As a parent, you can do a lot to both prevent as well as treat sport-related injuries. Here are five tips from your friends at urSTORE:
1. Get a back-to school physical done.
Taking your kid to your sports physician is the best way to determine if your kid is fit to play for the season. The practitioner can point out which muscle groups require training, and what underlying issues there might be. In cases where kids play high-intensity sports despite having a chronic physical issue, acute injuries are inevitable.

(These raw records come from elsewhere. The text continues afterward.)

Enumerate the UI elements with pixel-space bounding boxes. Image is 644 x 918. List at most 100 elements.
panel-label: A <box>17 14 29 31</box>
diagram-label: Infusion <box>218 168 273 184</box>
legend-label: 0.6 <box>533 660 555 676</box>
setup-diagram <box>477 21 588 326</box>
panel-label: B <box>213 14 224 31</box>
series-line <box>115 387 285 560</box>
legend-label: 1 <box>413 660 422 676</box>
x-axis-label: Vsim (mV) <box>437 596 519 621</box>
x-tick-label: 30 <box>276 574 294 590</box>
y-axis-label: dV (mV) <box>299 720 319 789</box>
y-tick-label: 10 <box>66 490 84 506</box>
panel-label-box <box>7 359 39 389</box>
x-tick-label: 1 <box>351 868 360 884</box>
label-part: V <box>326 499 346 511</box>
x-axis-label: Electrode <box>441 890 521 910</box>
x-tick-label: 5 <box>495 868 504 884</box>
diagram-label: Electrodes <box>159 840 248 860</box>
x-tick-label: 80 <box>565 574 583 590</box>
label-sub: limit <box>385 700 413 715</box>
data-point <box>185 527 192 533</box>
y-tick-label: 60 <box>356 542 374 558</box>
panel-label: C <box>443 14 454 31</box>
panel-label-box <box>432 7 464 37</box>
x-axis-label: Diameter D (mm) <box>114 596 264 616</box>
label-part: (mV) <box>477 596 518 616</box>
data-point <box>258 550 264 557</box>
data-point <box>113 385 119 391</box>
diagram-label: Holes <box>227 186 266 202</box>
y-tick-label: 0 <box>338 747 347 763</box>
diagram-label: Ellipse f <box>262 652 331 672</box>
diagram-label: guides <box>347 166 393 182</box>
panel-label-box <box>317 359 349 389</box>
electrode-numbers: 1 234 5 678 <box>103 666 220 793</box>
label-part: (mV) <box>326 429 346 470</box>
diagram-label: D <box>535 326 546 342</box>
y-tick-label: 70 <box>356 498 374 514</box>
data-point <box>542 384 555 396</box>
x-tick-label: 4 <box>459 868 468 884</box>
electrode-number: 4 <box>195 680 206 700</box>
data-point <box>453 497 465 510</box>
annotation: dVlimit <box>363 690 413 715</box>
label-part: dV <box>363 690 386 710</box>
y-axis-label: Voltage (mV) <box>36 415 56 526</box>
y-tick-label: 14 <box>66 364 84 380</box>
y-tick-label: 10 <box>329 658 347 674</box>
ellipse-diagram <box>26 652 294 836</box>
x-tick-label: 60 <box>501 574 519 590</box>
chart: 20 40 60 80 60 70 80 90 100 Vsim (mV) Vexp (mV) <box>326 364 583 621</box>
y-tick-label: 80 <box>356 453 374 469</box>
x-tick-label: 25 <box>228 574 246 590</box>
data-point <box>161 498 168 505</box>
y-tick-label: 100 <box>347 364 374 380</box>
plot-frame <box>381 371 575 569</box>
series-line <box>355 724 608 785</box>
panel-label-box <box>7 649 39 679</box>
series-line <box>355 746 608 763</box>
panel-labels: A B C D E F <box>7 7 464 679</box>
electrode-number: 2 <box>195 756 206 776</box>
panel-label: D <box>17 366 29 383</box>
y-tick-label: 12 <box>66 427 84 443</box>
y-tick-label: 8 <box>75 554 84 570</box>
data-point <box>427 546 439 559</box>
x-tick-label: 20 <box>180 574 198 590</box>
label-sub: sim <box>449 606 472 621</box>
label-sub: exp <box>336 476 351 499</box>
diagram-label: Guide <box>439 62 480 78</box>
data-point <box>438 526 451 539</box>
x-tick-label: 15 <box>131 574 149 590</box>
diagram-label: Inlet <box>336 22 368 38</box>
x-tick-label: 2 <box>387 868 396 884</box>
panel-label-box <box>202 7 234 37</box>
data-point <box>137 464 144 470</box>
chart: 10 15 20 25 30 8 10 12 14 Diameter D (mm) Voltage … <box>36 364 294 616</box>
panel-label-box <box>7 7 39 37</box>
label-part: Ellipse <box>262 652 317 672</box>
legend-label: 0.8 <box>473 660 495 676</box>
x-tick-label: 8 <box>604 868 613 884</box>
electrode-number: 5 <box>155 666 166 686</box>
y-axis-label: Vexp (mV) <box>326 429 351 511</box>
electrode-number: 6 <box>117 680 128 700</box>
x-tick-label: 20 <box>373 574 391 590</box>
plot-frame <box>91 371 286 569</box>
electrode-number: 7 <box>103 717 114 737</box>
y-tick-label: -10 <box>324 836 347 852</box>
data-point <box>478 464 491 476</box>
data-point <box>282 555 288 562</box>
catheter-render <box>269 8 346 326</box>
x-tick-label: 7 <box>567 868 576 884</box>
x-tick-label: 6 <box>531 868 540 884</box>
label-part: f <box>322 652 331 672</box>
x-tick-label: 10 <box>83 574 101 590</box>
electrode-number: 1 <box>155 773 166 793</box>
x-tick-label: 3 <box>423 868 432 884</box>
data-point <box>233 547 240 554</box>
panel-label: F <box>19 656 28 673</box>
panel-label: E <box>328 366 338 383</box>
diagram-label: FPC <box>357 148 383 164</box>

Once it’s clear that your kid is ready to play his favorite sport, make it a point to complete medical authorization forms (to be used in case of emergency). Inform his coach and teachers know about any conditions he may have so that they are well equipped in caring for your kid in your absence.
2. Diversify the type of sports your kid plays.
Each sport relies on specific muscle groups and movement patterns. If your kid only ever plays one sports, she can develop injuries related to muscle or joint overuse. Research suggests that half of sports-related injuries such as stress fractures and the inflammation of muscle groups occur from playing only one type of sport without adequate warm up and stretching. In such cases, healing requires completely eliminating that particular sport from the kid’s activity schedule for a long time and in some cases, fully resting becomes necessary.
3. Prevent injuries by using the right kind of sports equipment.
A large number of sports-related injuries occur from using the wrong type of sports equipment. Wearing the appropriate protective equipment such as helmets, knee braces and shin pads is crucial in preventing injuries ranging from concussions and skull damage to knee fracture shin splints. Footwear also has a big impact on the health of your kid’s feet, ankle and knee joints so make sure you get the right shoes.
4. Get serious about head injuries such as concussions.
Head injuries can be irreversible so its crucial to do everything you can as a parent to prevent your kid from having one. Wearing the right safety equipment is a step in the right direction. Encourage your kid to be open to talking about symptoms related to head injuries such as dizziness, headache, fatigue, light-headedness, nausea, etc.
5. Hydration is key.
Water is vital to the body, all the more so in the case of an athlete. Teach your kid to be conscious of his body’s need to be hydrated and provide him with the gear (water bottle) needed to have adequate amounts of water on the go. And remember, just as it is important to drink water to prevent dehydration, so it is crucial to avoid a case of over-hydration. Overhydration is an excess of water in the body which is a condition that can be fatal. The human body can only process so much water at a time and drinking too much may be poisonous!